You may have heard people say, “in the last 2 years, we have generated more data then all the years previous.” It is globally true and almost always true for corporations as well, but what does this mean to your company?

In 2010 we passed a hallmark of relevant stored data, the zettabyte mark — that is equal to a trillion   gigabytes. Our interconnected, location aware world is driving the extreme growth in data.  And it is only the beginning.

By 2020, mobile devices, social media, banking, entertainment, sensors and more will result in >1 Billion terabytes of data. Think 1.5 billion personal computers of relevant data, or 619 billion iPads. That is equivalent to each person on the planet having 100 iPads of data.
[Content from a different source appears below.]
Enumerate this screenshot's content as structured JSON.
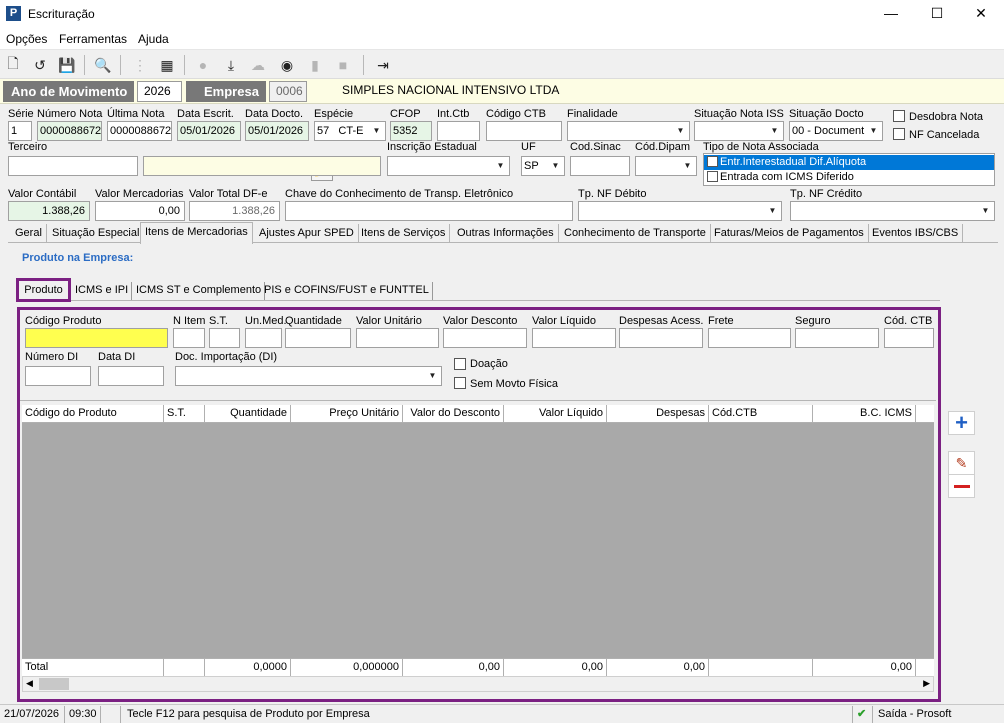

Walmart alone had 1.5 Billion RFID sensors in 2005 and in 2012, that grew to 30 Billion. The New York Stock Exchange produces a Terabyte of data each trading day. And Twitter generates 12 Terabytes per tweeting day.
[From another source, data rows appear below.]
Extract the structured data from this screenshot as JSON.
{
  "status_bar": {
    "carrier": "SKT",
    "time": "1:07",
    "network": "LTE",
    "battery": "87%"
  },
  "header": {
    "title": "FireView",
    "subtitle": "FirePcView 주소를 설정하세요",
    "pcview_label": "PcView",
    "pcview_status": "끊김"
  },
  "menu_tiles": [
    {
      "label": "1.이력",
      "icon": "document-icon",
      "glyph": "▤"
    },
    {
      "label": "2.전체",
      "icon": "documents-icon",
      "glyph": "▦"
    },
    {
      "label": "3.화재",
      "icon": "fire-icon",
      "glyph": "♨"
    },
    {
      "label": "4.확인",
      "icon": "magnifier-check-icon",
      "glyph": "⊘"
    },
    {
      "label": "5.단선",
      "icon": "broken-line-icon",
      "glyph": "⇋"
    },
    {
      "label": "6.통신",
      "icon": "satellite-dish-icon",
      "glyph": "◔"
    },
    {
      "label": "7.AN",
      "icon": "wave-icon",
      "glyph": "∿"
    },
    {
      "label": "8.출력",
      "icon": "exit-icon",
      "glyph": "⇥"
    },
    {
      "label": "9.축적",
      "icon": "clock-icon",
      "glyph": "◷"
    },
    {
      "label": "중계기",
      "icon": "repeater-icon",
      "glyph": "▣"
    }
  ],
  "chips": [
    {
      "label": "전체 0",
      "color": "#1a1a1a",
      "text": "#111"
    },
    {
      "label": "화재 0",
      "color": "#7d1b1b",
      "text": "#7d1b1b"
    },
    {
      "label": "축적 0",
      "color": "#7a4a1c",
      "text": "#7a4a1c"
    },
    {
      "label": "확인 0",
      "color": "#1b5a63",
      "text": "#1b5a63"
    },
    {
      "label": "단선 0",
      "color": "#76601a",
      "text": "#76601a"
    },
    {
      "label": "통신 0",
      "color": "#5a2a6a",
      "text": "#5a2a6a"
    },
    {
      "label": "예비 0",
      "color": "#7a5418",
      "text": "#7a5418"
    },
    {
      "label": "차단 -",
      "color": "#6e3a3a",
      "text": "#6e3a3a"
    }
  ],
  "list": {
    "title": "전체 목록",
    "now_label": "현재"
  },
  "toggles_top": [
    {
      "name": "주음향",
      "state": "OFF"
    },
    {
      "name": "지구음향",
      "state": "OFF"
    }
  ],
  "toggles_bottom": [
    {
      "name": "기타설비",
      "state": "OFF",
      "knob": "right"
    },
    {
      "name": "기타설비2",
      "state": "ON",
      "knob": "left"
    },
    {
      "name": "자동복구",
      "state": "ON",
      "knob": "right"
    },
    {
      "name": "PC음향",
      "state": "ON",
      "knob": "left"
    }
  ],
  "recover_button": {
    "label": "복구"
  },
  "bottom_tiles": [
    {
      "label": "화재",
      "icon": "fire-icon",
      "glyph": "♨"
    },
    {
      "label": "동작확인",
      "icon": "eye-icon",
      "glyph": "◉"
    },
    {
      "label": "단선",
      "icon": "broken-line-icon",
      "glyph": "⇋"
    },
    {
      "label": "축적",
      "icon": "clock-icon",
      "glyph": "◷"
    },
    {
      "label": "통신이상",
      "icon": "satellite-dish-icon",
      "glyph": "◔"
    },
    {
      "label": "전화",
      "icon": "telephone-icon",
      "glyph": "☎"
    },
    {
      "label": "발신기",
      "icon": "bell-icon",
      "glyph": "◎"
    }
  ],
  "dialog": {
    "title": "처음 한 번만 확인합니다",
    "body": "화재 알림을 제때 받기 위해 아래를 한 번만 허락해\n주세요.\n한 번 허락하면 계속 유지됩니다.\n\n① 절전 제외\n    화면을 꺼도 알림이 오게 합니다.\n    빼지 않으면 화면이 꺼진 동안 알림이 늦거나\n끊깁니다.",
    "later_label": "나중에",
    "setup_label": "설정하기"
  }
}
Perhaps governments will need to sort through this much live data to track Snowden’s current location, cyber attacks from Anonymous and potential terrorist attacks.  But realistically, the average enterprise has only a few petabytes of relevant data to manage and analyze. A meager petabyte of data is still a huge challenge.
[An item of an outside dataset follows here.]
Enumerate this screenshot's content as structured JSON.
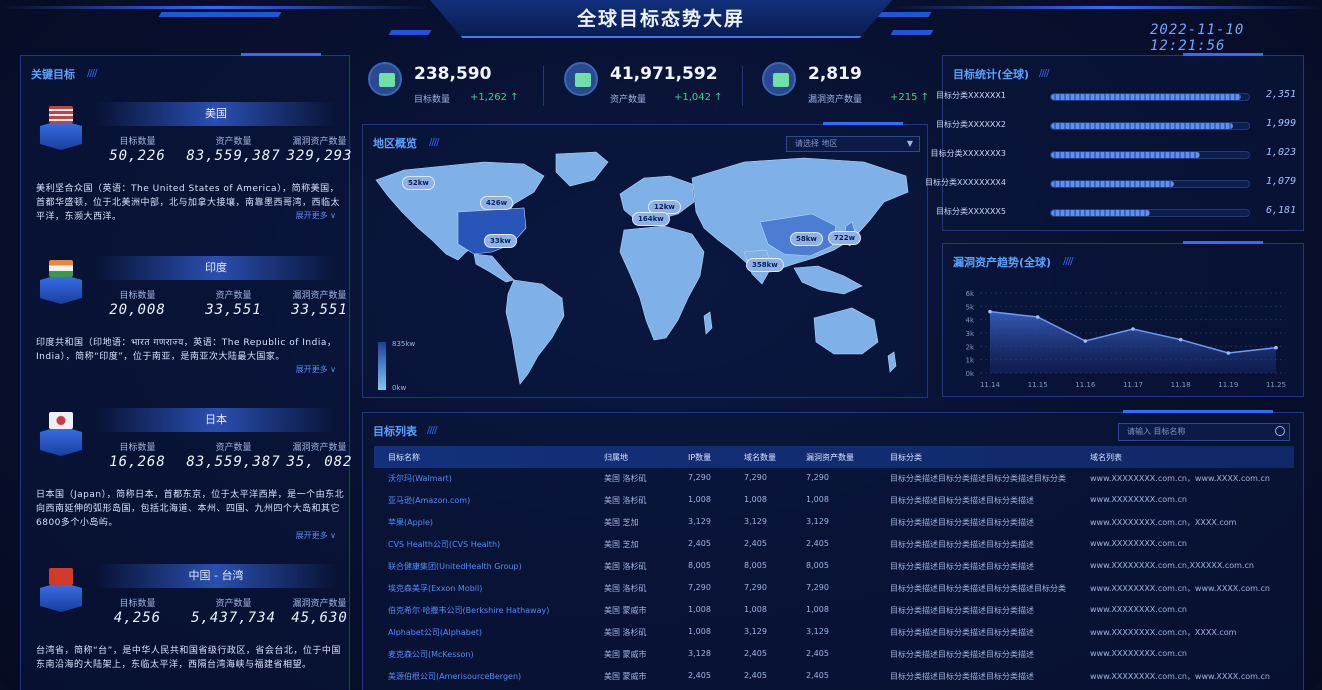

Mike Gualtiere of Forrester states that "Big Data is the frontier of a firm's ability to store, process, and access (SPA) all of the data it needs to operate, make decisions, reduce risks, and serve customers."

For most enterprises that means analyzing the following sources of data:

  • Application Data (ERP, CRM, HR, Custom) – Generally falls into traditional BI category with trending information on structured data – this could be in house or in the cloud.
  • Service Desk Data – Understanding your customer experience
  • WWW Data – Consumer behavior on your website and how users come to your site, where they prioritize their time, how long they stay, etc.
  • Log Data – Separate log data for the WWW and your internal IT Infrastructure.
  • Web Services – This could be anything and everything that matters
  • Location Data – Where your consumers are located
  • Social Data – Generally used for sentiment analysis, marketing campaign analysis, target marketing
  • Sensor Data – If you have RFID sensors, meters, or any other device that collects relevant data, this data can tell any number of stories. The future of retail, homes, outdoor activity, transportation, supply chain, healthcare, and much more will have a lot of sensor data.
  • API Data – If you exposes software as a service and allow 3rd parties to connect to your systems, this data helps you to understand how your platform is used.

If you want to know how much Big Data is relevant to you start by mapping out your data sources and then calculate how much data you generate from these sources on average (daily, weekly, or monthly). Ask yourself the question, how much of the data is relevant? Do you need the last 6 months or the last 5 years to answer the relevant question you want answered.

Let me know, how much data is relevant to you?